A call to repentance and renewal
Confronting Jamaica’s crisis of faith and crime
The ancient promise of 2 Chronicles 7:14 — rooted in humility, prayer, repentance, and divine healing — offers a piercing lens through which Jamaica’s Christian community must confront its complicity in the nation’s moral and social decay. While churches multiply and prayer conferences abound, Jamaica’s crime rate, including the recent horrific murder of a nine-year-old girl, stands as a damning indictment of our collective failure to embody Christ’s transformative love.
THE PARADOX OF PIETY AND VIOLENCE
Jamaica, with one of the highest per capita church densities globally, reports a murder rate of 48.4 per 100,000 (2023 World Bank data), dwarfing Denmark’s 0.9 and Singapore’s 0.2 (UNODC). These nations, though less overtly religious, prioritise systemic justice, equitable social policies, and community trust. Singapore’s rigorous policing and Denmark’s investment in education, mental health, and poverty eradication underscore that societal peace requires more than piety — it demands ethical integrity and tangible action.
The recent arrest of young men — once active in congregations — for armed robbery exposes a rupture in spiritual formation. Their descent into crime reflects not merely individual failure but a systemic collapse of discipleship. The Church’s muted response — a fleeting “nine-day wonder”— reveals a dangerous complacency. Where is the sackcloth and ashes? Where is the corporate repentance for leaders who preach heavenly riches while exploiting the poor or for congregations that prioritise emotional worship over ethical accountability?
THE SCOURGE OF EXPLOITATION AND HYPOCRISY
Jamaica’s reputation as the Caribbean’s “scamming capital” cannot be divorced from the moral dissonance of a Church that tolerates leaders living in opulence while their flocks languish. When pastors demand “the last dime” for offerings yet ignore the desperation of youth surrounded by inequality, we sow seeds of cynicism. Christ’s parable of the lost sheep rebukes our obsession with the “99 saved” while ignoring the one — or the thousands — lost to gangs, scams, and violence.
Prayer is vital, but Scripture ties God’s healing to repentance and turning from “wicked ways” (2 Chron. 7:14). This demands:
1. Accountability for leaders: Pastors must model Christ’s humility, rejecting greed and prioritising transparency (1 Timothy 3:1–7).
2. Community engagement: Churches must partner with schools, policymakers, and social workers to dismantle systemic inequity.
3. Youth investment: Mentorship programmes, vocational training, and trauma counselling — funded by redirected church resources — could offer alternatives to crime.

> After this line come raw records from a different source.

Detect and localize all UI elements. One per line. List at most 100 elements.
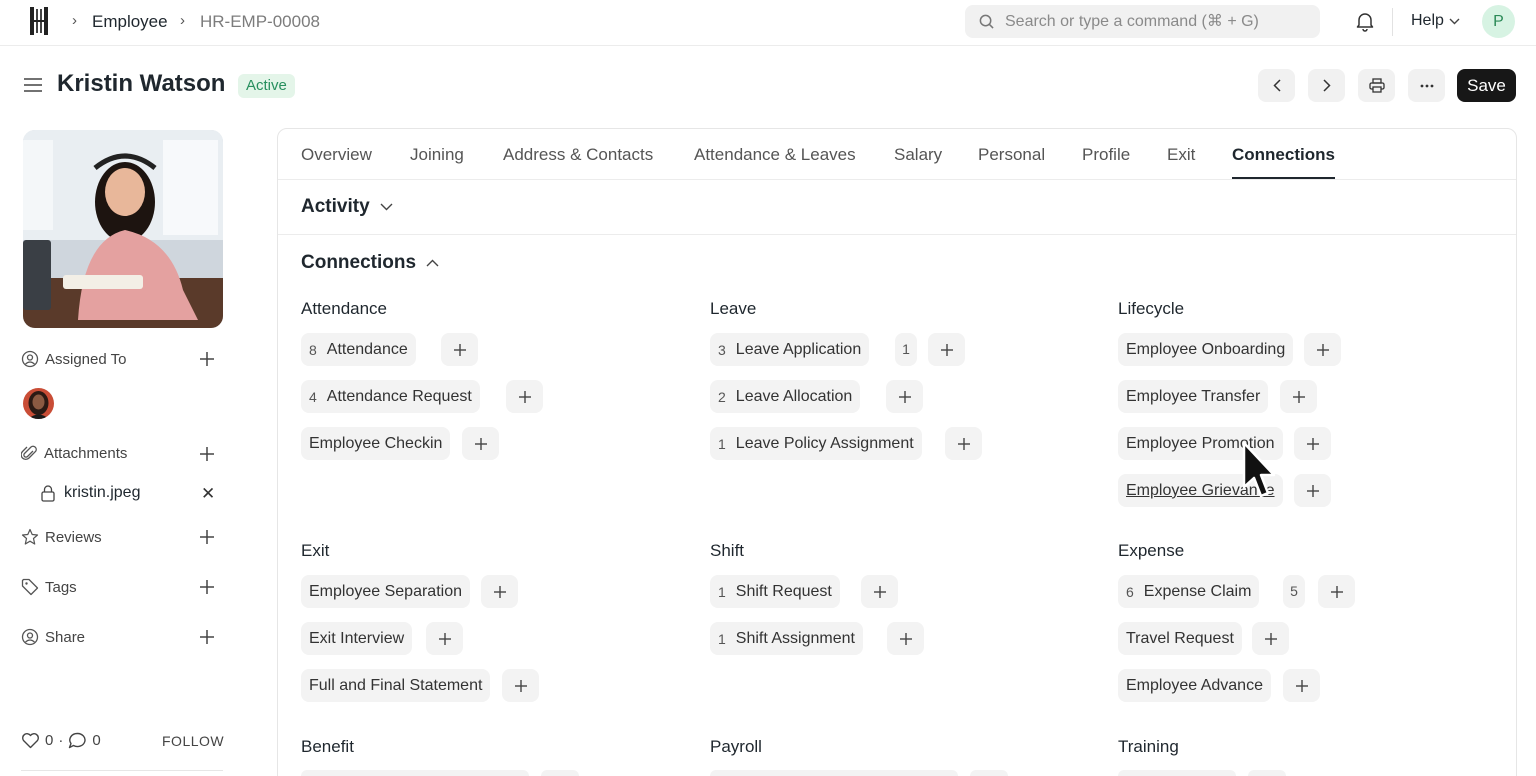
tab-exit[interactable]: Exit <box>1167 145 1195 165</box>
add-attendance-request-button[interactable] <box>506 380 543 413</box>
add-employee-advance-button[interactable] <box>1283 669 1320 702</box>
connection-link-shift-request[interactable]: 1 Shift Request <box>710 575 840 608</box>
add-employee-grievance-button[interactable] <box>1294 474 1331 507</box>
add-shift-request-button[interactable] <box>861 575 898 608</box>
comment-icon[interactable] <box>68 732 87 749</box>
page-title: Kristin Watson <box>57 70 226 97</box>
connection-link-attendance[interactable]: 8 Attendance <box>301 333 416 366</box>
connection-link-employee-checkin[interactable]: Employee Checkin <box>301 427 451 460</box>
connections-section-toggle[interactable]: Connections <box>301 252 439 274</box>
add-employee-checkin-button[interactable] <box>462 427 499 460</box>
connection-count: 4 <box>309 388 317 405</box>
tab-profile[interactable]: Profile <box>1082 145 1130 165</box>
assignee-avatar[interactable] <box>23 388 54 419</box>
connection-link-partial[interactable] <box>301 770 529 776</box>
group-title-training: Training <box>1118 737 1179 756</box>
plus-icon <box>1306 437 1319 450</box>
status-badge: Active <box>238 74 295 98</box>
tab-connections[interactable]: Connections <box>1232 145 1335 165</box>
add-button-partial[interactable] <box>1248 770 1286 776</box>
chevron-right-icon <box>1322 79 1331 92</box>
connection-count: 8 <box>309 341 317 358</box>
connection-count: 1 <box>718 630 726 647</box>
breadcrumb-record-id[interactable]: HR-EMP-00008 <box>200 12 320 32</box>
close-icon[interactable]: ✕ <box>201 484 215 504</box>
save-button[interactable]: Save <box>1457 69 1516 102</box>
more-icon <box>1420 84 1433 87</box>
add-shift-assignment-button[interactable] <box>887 622 924 655</box>
connection-link-leave-allocation[interactable]: 2 Leave Allocation <box>710 380 861 413</box>
add-assignee-plus-icon[interactable] <box>199 351 215 367</box>
tab-salary[interactable]: Salary <box>894 145 942 165</box>
help-dropdown[interactable]: Help <box>1411 12 1460 30</box>
add-leave-allocation-button[interactable] <box>886 380 923 413</box>
add-attachment-plus-icon[interactable] <box>199 446 215 462</box>
connection-link-employee-onboarding[interactable]: Employee Onboarding <box>1118 333 1294 366</box>
connection-link-attendance-request[interactable]: 4 Attendance Request <box>301 380 480 413</box>
breadcrumb-employee[interactable]: Employee <box>92 12 168 32</box>
add-employee-separation-button[interactable] <box>481 575 518 608</box>
connection-link-shift-assignment[interactable]: 1 Shift Assignment <box>710 622 863 655</box>
more-actions-button[interactable] <box>1408 69 1445 102</box>
follow-button[interactable]: FOLLOW <box>162 733 224 749</box>
connection-link-employee-separation[interactable]: Employee Separation <box>301 575 470 608</box>
previous-record-button[interactable] <box>1258 69 1295 102</box>
next-record-button[interactable] <box>1308 69 1345 102</box>
search-bar[interactable] <box>965 5 1320 38</box>
connection-link-expense-claim[interactable]: 6 Expense Claim <box>1118 575 1260 608</box>
add-expense-claim-button[interactable] <box>1318 575 1355 608</box>
add-button-partial[interactable] <box>970 770 1008 776</box>
connection-link-leave-policy-assignment[interactable]: 1 Leave Policy Assignment <box>710 427 922 460</box>
attachments-section: Attachments <box>21 445 127 462</box>
add-button-partial[interactable] <box>541 770 579 776</box>
connection-link-partial[interactable] <box>1118 770 1236 776</box>
add-tag-plus-icon[interactable] <box>199 579 215 595</box>
activity-section-toggle[interactable]: Activity <box>301 196 393 218</box>
add-full-and-final-statement-button[interactable] <box>502 669 539 702</box>
tab-joining[interactable]: Joining <box>410 145 464 165</box>
connection-link-full-and-final-statement[interactable]: Full and Final Statement <box>301 669 491 702</box>
hamburger-icon[interactable] <box>24 77 42 93</box>
paperclip-icon <box>21 445 37 460</box>
print-button[interactable] <box>1358 69 1395 102</box>
tab-address-contacts[interactable]: Address & Contacts <box>503 145 653 165</box>
open-count-badge[interactable]: 1 <box>895 333 917 366</box>
connection-label: Full and Final Statement <box>309 676 483 694</box>
employee-photo[interactable] <box>23 130 223 328</box>
add-employee-onboarding-button[interactable] <box>1304 333 1341 366</box>
attachment-file[interactable]: kristin.jpeg <box>40 484 140 502</box>
connection-link-employee-transfer[interactable]: Employee Transfer <box>1118 380 1269 413</box>
search-input[interactable] <box>1005 5 1305 38</box>
add-review-plus-icon[interactable] <box>199 529 215 545</box>
printer-icon <box>1368 78 1385 93</box>
app-logo[interactable] <box>29 6 49 36</box>
add-leave-policy-assignment-button[interactable] <box>945 427 982 460</box>
add-leave-application-button[interactable] <box>928 333 965 366</box>
open-count-badge[interactable]: 5 <box>1283 575 1305 608</box>
tab-attendance-leaves[interactable]: Attendance & Leaves <box>694 145 856 165</box>
heart-icon[interactable] <box>21 732 40 749</box>
tab-overview[interactable]: Overview <box>301 145 372 165</box>
connection-label: Leave Allocation <box>735 387 853 405</box>
tab-personal[interactable]: Personal <box>978 145 1045 165</box>
reviews-section: Reviews <box>21 528 102 546</box>
add-share-plus-icon[interactable] <box>199 629 215 645</box>
lock-icon <box>41 484 55 502</box>
attachment-file-name[interactable]: kristin.jpeg <box>64 484 140 502</box>
add-exit-interview-button[interactable] <box>426 622 463 655</box>
divider <box>21 770 223 771</box>
add-attendance-button[interactable] <box>441 333 478 366</box>
add-employee-promotion-button[interactable] <box>1294 427 1331 460</box>
connection-link-employee-advance[interactable]: Employee Advance <box>1118 669 1271 702</box>
connection-count: 3 <box>718 341 726 358</box>
connection-link-leave-application[interactable]: 3 Leave Application <box>710 333 870 366</box>
bell-icon[interactable] <box>1355 11 1375 32</box>
add-employee-transfer-button[interactable] <box>1280 380 1317 413</box>
connection-label: Leave Application <box>735 340 862 358</box>
connection-link-partial[interactable] <box>710 770 958 776</box>
plus-icon <box>1264 632 1277 645</box>
connection-link-travel-request[interactable]: Travel Request <box>1118 622 1242 655</box>
connection-link-exit-interview[interactable]: Exit Interview <box>301 622 413 655</box>
add-travel-request-button[interactable] <box>1252 622 1289 655</box>
user-avatar[interactable]: P <box>1482 5 1515 38</box>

4. Prophetic advocacy: The Church must confront corruption, police brutality, and political neglect not merely comfort their consequences.
Denmark and Singapore prove that low crime is achievable through societal trust and equity. Jamaica’s Church, however, clings to ritual while avoiding the costly work of justice. The rape and murder of a child, the parade of “church boys”-turned-criminals and the normalisation of violence demand more than prayer conferences. They demand a Church that weeps, repents, and acts — a Church worthy of the Shepherd who leaves the 99 to rescue the one.
Let us reclaim 2 Chronicles 7:14 not as a mantra but as a mandate: humble ourselves, turn from hypocrisy, and heal this land.